Deputy Police Commissioner Tang Ping-Keung said the officer had fired at his chest to immobilise the youth quickly.

MEANWHILE, North Korea has fired a ballistic missile from the sea, South Korea’s military said, suggesting Pyongyang may have tested an underwater-launched missile for the first time in three years.

The reported launch came ahead of a resumption of nuclear talks with the US this weekend.

South Korean military radars detected the North Korean missile flying about 280 miles at a maximum altitude of 565 miles after lift-off from a site about 10 miles off the North’s eastern coastal town of Wonsan, defence minister Jeong Kyeong-doo told legislators.

Jeong said he believes the missile’s range is longer because North Korea appears to have deliberately elevated its altitude.

ELSEWHERE, Australia’s prime minister says his country is unlikely to provide the US with internal government communications with an Australian diplomat who is partially responsible for triggering the FBI investigation into Russian interference in the 2016 American presidential election.

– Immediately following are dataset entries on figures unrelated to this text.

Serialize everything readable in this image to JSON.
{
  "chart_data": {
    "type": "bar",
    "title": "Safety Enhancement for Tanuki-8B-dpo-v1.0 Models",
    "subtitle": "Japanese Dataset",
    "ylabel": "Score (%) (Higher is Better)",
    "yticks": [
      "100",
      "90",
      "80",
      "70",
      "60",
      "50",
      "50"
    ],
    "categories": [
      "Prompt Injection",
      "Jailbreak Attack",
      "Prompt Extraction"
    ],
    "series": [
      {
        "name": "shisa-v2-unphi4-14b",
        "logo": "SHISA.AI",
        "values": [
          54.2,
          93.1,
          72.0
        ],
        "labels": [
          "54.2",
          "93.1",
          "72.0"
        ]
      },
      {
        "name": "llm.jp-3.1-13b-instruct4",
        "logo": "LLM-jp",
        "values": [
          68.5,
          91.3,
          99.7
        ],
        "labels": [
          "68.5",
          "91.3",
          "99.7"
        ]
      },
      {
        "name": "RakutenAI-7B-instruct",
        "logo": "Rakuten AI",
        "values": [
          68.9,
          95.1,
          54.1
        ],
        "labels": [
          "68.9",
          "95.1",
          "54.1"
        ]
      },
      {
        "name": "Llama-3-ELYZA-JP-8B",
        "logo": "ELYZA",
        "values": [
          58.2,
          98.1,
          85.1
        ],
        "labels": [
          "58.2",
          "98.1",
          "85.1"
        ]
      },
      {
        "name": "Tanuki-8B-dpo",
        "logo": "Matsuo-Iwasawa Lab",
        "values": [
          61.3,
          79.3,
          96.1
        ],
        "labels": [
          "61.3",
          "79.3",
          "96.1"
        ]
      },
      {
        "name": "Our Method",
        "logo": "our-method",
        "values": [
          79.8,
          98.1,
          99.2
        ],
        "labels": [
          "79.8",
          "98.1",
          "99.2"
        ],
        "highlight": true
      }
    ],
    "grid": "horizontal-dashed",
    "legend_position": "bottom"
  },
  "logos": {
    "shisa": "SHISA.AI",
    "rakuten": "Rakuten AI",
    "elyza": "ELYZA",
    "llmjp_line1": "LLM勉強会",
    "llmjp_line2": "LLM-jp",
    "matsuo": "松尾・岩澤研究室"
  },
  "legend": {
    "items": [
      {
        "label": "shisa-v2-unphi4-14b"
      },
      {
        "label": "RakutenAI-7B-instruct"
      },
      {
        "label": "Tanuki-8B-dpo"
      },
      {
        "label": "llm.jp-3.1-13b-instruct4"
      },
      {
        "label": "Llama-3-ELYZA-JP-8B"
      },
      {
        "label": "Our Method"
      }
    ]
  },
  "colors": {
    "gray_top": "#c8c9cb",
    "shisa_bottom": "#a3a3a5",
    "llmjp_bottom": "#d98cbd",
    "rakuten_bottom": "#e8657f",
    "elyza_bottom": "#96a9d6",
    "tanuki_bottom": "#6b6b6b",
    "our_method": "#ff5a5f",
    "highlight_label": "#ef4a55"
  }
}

President Donald Trump recently asked prime minister Scott Morrison and other foreign leaders to help US attorney general William Barr with an investigation into the origins of the Russia probe that was triggered in part by a tip from an Australian diplomat, Alexander Downer.

FINALLY, authorities have recovered five bodies and are looking for one more still missing after three fishing boats were struck when a bridge collapsed in Taiwan.

The National Fire Agency identified two of the victims as Indonesian and another as Filipino. The other two have not been identified.

The 140-metre-long arched bridge collapsed on Tuesday into a bay on Taiwan’s east coast, about 40 miles southeast of Taipei, the capital.

A typhoon swept by the island earlier, but the weather was sunny when the bridge collapsed.